The Catalonian Jasmine, Jasminum grandi-florum, is a native of the East Indies, and was introduced in 1629. In its native country it is an evergreen climber, attaining a height of over twenty feet, but in cultivation it is not often seen growing as a climbing plant.

The foliage is light, airy and graceful, and the deliciously fragrant, star-shaped, pure white flowers, are produced in the greatest profusion, from October to May, and it is extensively cultivated by all florists for its flowers, which are extensively used by bouquet makers.

It is a plant of easy cultivation, merely requiring a compost made of two-thirds loam and one-third well-rotted manure, well mixed; good drainage is indispensable, and a temperature of of 50° will suit it very well.
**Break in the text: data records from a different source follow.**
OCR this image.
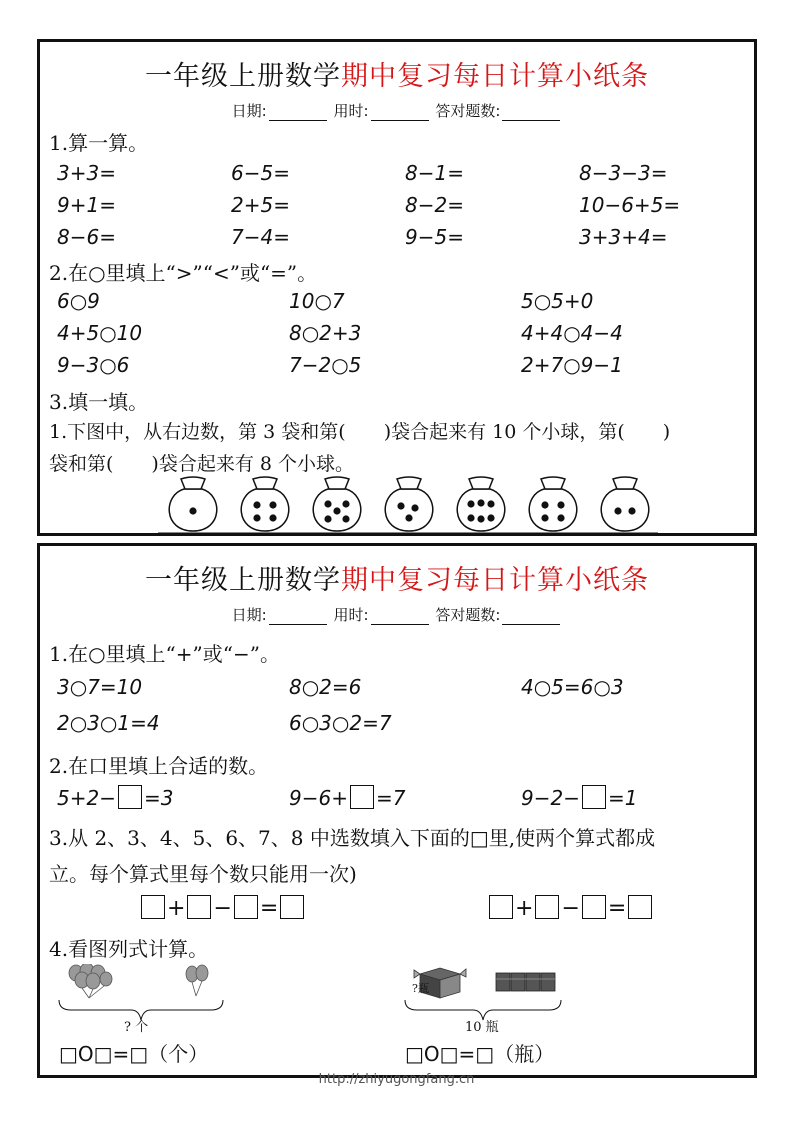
一年级上册数学期中复习每日计算小纸条
日期:	用时:	答对题数:
1.算一算。
3+3=	6−5=	8−1=	8−3−3=
9+1=	2+5=	8−2=	10−6+5=
8−6=	7−4=	9−5=	3+3+4=
2.在○里填上“>”“<”或“=”。
6○9	10○7	5○5+0
4+5○10	8○2+3	4+4○4−4
9−3○6	7−2○5	2+7○9−1
3.填一填。
1.下图中，从右边数，第 3 袋和第(　　)袋合起来有 10 个小球，第(　　)
袋和第(　　)袋合起来有 8 个小球。
一年级上册数学期中复习每日计算小纸条
日期:	用时:	答对题数:
1.在○里填上“+”或“−”。
3○7=10	8○2=6	4○5=6○3
2○3○1=4	6○3○2=7
2.在口里填上合适的数。
5+2− =3	9−6+ =7	9−2− =1
3.从 2、3、4、5、6、7、8 中选数填入下面的□里,使两个算式都成
立。每个算式里每个数只能用一次)
+ − =	+ − =
4.看图列式计算。
? 个
?瓶
10 瓶
□O□=□（个）	□O□=□（瓶）
http://zhiyugongfang.cn
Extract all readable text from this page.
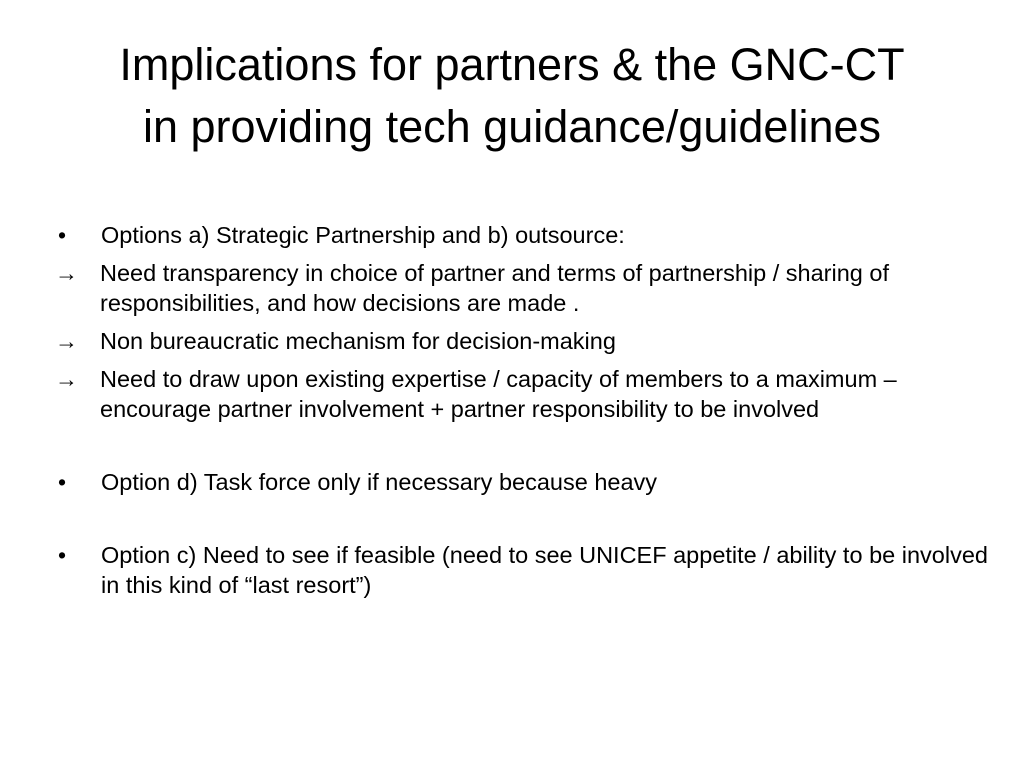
Implications for partners & the GNC-CT
in providing tech guidance/guidelines
•	Options a) Strategic Partnership and b) outsource:
→ Need transparency in choice of partner and terms of partnership / sharing of responsibilities, and how decisions are made .
→ Non bureaucratic mechanism for decision-making
→ Need to draw upon existing expertise / capacity of members to a maximum – encourage partner involvement + partner responsibility to be involved
•	Option d) Task force only if necessary because heavy
•	Option c) Need to see if feasible (need to see UNICEF appetite / ability to be involved in this kind of “last resort”)
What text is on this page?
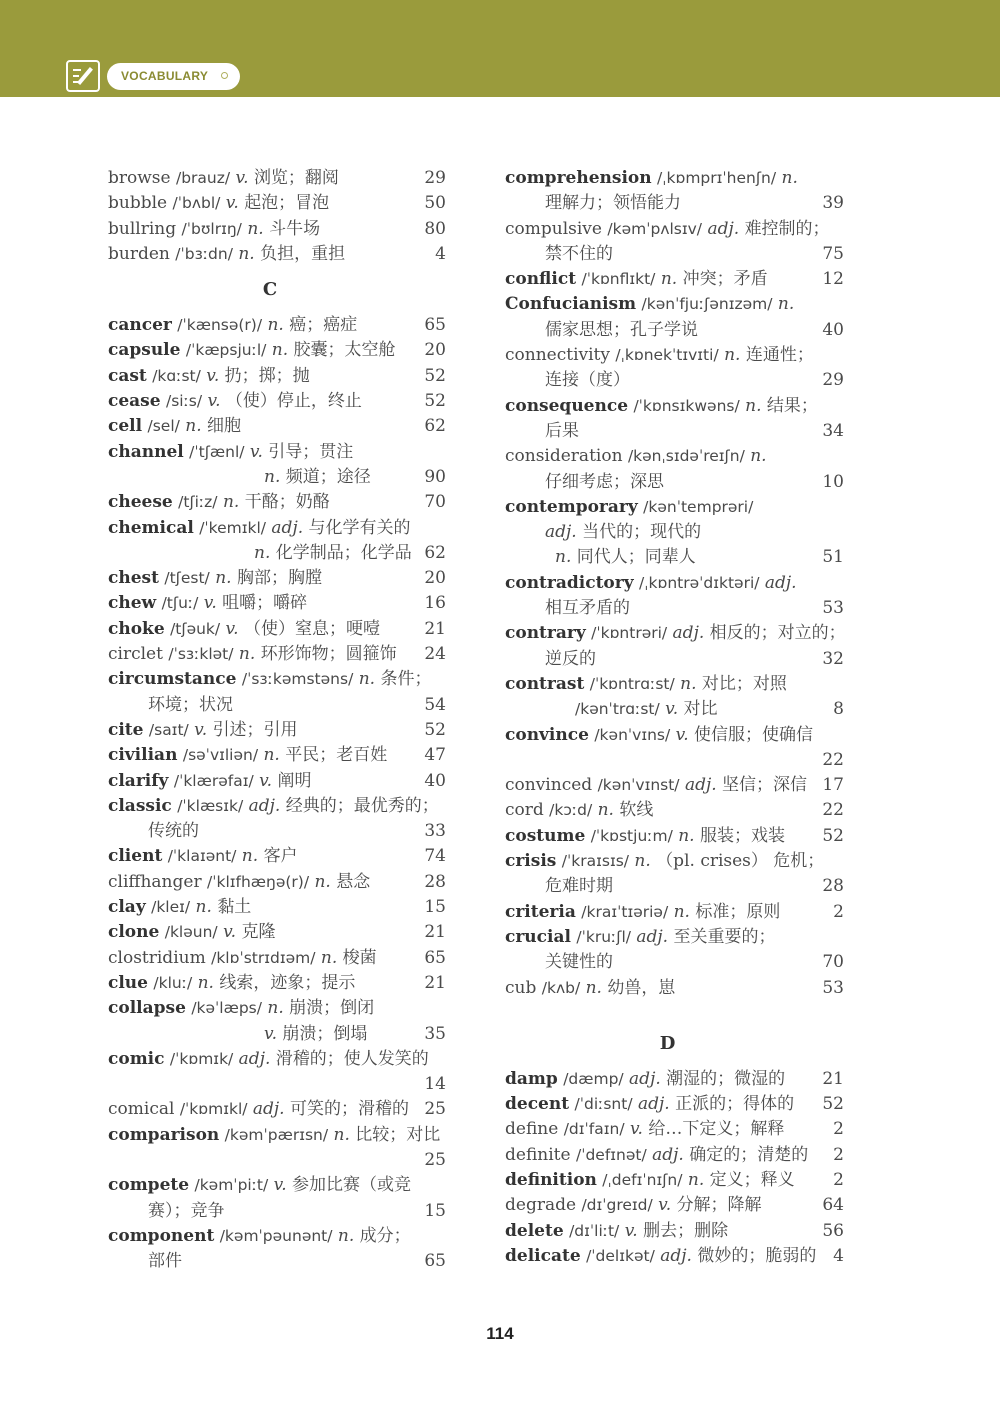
VOCABULARY
browse /brauz/ v. 浏览；翻阅	29
bubble /ˈbʌbl/ v. 起泡；冒泡	50
bullring /ˈbʊlrɪŋ/ n. 斗牛场	80
burden /ˈbɜːdn/ n. 负担，重担	4
C
cancer /ˈkænsə(r)/ n. 癌；癌症	65
capsule /ˈkæpsjuːl/ n. 胶囊；太空舱 20
cast /kɑːst/ v. 扔；掷；抛	52
cease /siːs/ v. （使）停止，终止	52
cell /sel/ n. 细胞	62
channel /ˈtʃænl/ v. 引导；贯注
n. 频道；途径	90
cheese /tʃiːz/ n. 干酪；奶酪	70
chemical /ˈkemɪkl/ adj. 与化学有关的
n. 化学制品；化学品 62
chest /tʃest/ n. 胸部；胸膛	20
chew /tʃuː/ v. 咀嚼；嚼碎	16
choke /tʃəuk/ v. （使）窒息；哽噎	21
circlet /ˈsɜːklət/ n. 环形饰物；圆箍饰 24
circumstance /ˈsɜːkəmstəns/ n. 条件；
环境；状况	54
cite /saɪt/ v. 引述；引用	52
civilian /səˈvɪliən/ n. 平民；老百姓 47
clarify /ˈklærəfaɪ/ v. 阐明	40
classic /ˈklæsɪk/ adj. 经典的；最优秀的；
传统的	33
client /ˈklaɪənt/ n. 客户	74
cliffhanger /ˈklɪfhæŋə(r)/ n. 悬念	28
clay /kleɪ/ n. 黏土	15
clone /kləun/ v. 克隆	21
clostridium /klɒˈstrɪdɪəm/ n. 梭菌	65
clue /kluː/ n. 线索，迹象；提示	21
collapse /kəˈlæps/ n. 崩溃；倒闭
v. 崩溃；倒塌	35
comic /ˈkɒmɪk/ adj. 滑稽的；使人发笑的
14
comical /ˈkɒmɪkl/ adj. 可笑的；滑稽的 25
comparison /kəmˈpærɪsn/ n. 比较；对比
25
compete /kəmˈpiːt/ v. 参加比赛（或竞
赛）；竞争	15
component /kəmˈpəunənt/ n. 成分；
部件	65
comprehension /ˌkɒmprɪˈhenʃn/ n.
理解力；领悟能力	39
compulsive /kəmˈpʌlsɪv/ adj. 难控制的；
禁不住的	75
conflict /ˈkɒnflɪkt/ n. 冲突；矛盾	12
Confucianism /kənˈfjuːʃənɪzəm/ n.
儒家思想；孔子学说	40
connectivity /ˌkɒnekˈtɪvɪti/ n. 连通性；
连接（度）	29
consequence /ˈkɒnsɪkwəns/ n. 结果；
后果	34
consideration /kənˌsɪdəˈreɪʃn/ n.
仔细考虑；深思	10
contemporary /kənˈtemprəri/
adj. 当代的；现代的
n. 同代人；同辈人	51
contradictory /ˌkɒntrəˈdɪktəri/ adj.
相互矛盾的	53
contrary /ˈkɒntrəri/ adj. 相反的；对立的；
逆反的	32
contrast /ˈkɒntrɑːst/ n. 对比；对照
/kənˈtrɑːst/ v. 对比	8
convince /kənˈvɪns/ v. 使信服；使确信
22
convinced /kənˈvɪnst/ adj. 坚信；深信 17
cord /kɔːd/ n. 软线	22
costume /ˈkɒstjuːm/ n. 服装；戏装 52
crisis /ˈkraɪsɪs/ n. （pl. crises） 危机；
危难时期	28
criteria /kraɪˈtɪəriə/ n. 标准；原则	2
crucial /ˈkruːʃl/ adj. 至关重要的；
关键性的	70
cub /kʌb/ n. 幼兽，崽	53
D
damp /dæmp/ adj. 潮湿的；微湿的 21
decent /ˈdiːsnt/ adj. 正派的；得体的 52
define /dɪˈfaɪn/ v. 给…下定义；解释	2
definite /ˈdefɪnət/ adj. 确定的；清楚的 2
definition /ˌdefɪˈnɪʃn/ n. 定义；释义 2
degrade /dɪˈgreɪd/ v. 分解；降解	64
delete /dɪˈliːt/ v. 删去；删除	56
delicate /ˈdelɪkət/ adj. 微妙的；脆弱的 4
114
The plants should be cut back into shape, and planted out in the open air the first week in May, and taken up and potted carefully about the middle of September.
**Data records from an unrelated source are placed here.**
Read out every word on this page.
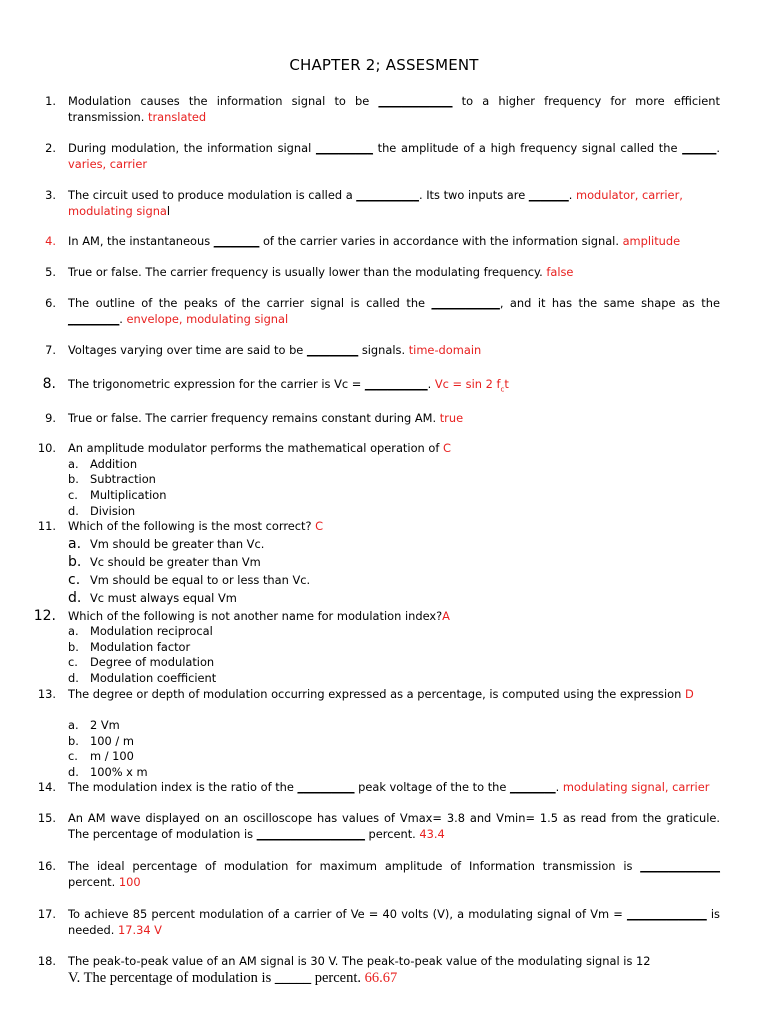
CHAPTER 2; ASSESMENT
1. Modulation causes the information signal to be _____________ to a higher frequency for more efficient transmission. translated
2. During modulation, the information signal __________ the amplitude of a high frequency signal called the ______. varies, carrier
3. The circuit used to produce modulation is called a ___________. Its two inputs are _______. modulator, carrier, modulating signal
4. In AM, the instantaneous ________ of the carrier varies in accordance with the information signal. amplitude
5. True or false. The carrier frequency is usually lower than the modulating frequency. false
6. The outline of the peaks of the carrier signal is called the ____________, and it has the same shape as the _________. envelope, modulating signal
7. Voltages varying over time are said to be _________ signals. time-domain
8. The trigonometric expression for the carrier is Vc = ___________. Vc = sin 2 $f_ct$
9. True or false. The carrier frequency remains constant during AM. true
10. An amplitude modulator performs the mathematical operation of C
a. Addition
b. Subtraction
c. Multiplication
d. Division
11. Which of the following is the most correct? C
a. Vm should be greater than Vc.
b. Vc should be greater than Vm
c. Vm should be equal to or less than Vc.
d. Vc must always equal Vm
12. Which of the following is not another name for modulation index?A
a. Modulation reciprocal
b. Modulation factor
c. Degree of modulation
d. Modulation coefficient
13. The degree or depth of modulation occurring expressed as a percentage, is computed using the expression D
a. 2 Vm
b. 100 / m
c. m / 100
d. 100% x m
14. The modulation index is the ratio of the __________ peak voltage of the to the ________. modulating signal, carrier
15. An AM wave displayed on an oscilloscope has values of Vmax= 3.8 and Vmin= 1.5 as read from the graticule. The percentage of modulation is ___________________ percent. 43.4
16. The ideal percentage of modulation for maximum amplitude of Information transmission is ______________ percent. 100
17. To achieve 85 percent modulation of a carrier of Ve = 40 volts (V), a modulating signal of Vm = ______________ is needed. 17.34 V
18. The peak-to-peak value of an AM signal is 30 V. The peak-to-peak value of the modulating signal is 12
V. The percentage of modulation is _____ percent. 66.67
If large specimens are wanted, do not cut back so severely, but train the shoot on a neat trellis and allow the branches to droop. Thus treated this Jasminum will form an elegant specimen plant, well suited for the decoration of the window garden or conservatory.
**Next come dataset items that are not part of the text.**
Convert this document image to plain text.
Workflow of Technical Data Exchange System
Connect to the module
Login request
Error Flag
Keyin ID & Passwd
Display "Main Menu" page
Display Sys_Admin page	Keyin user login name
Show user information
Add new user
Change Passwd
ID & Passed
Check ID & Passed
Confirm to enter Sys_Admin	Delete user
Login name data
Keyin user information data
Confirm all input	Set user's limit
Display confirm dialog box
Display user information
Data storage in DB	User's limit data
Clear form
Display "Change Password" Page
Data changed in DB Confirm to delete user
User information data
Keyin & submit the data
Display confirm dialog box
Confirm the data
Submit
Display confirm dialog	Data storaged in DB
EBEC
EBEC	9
It can also be grown as a climbing plant by planting it out in a well prepared border, or in a large pot or tub, where, if a little attention be given as to training, it will soon attain a height of ten to fifteen feet, covering a considerable space; or it can be trained up the rafters of the greenhouse. I prefer to cultivate this Jasminum as a pot plant, so that it can either be planted out or plunged in the open air during the summer months. When it is grown inside it is liable to become infested with the scale to which it is unfortunately very subject. This Jasminum is easily propagated by cuttings but fine string plants can easily be obtained by layers during the summer season.

I think that if Mrs. R. P., who inquired for a free flowering white climber, in the August Monthly, page 237, will try this plant grown as a climber, she will be pleased with it, and that it will prove very satisfactory. I hope that she will try it and report the result.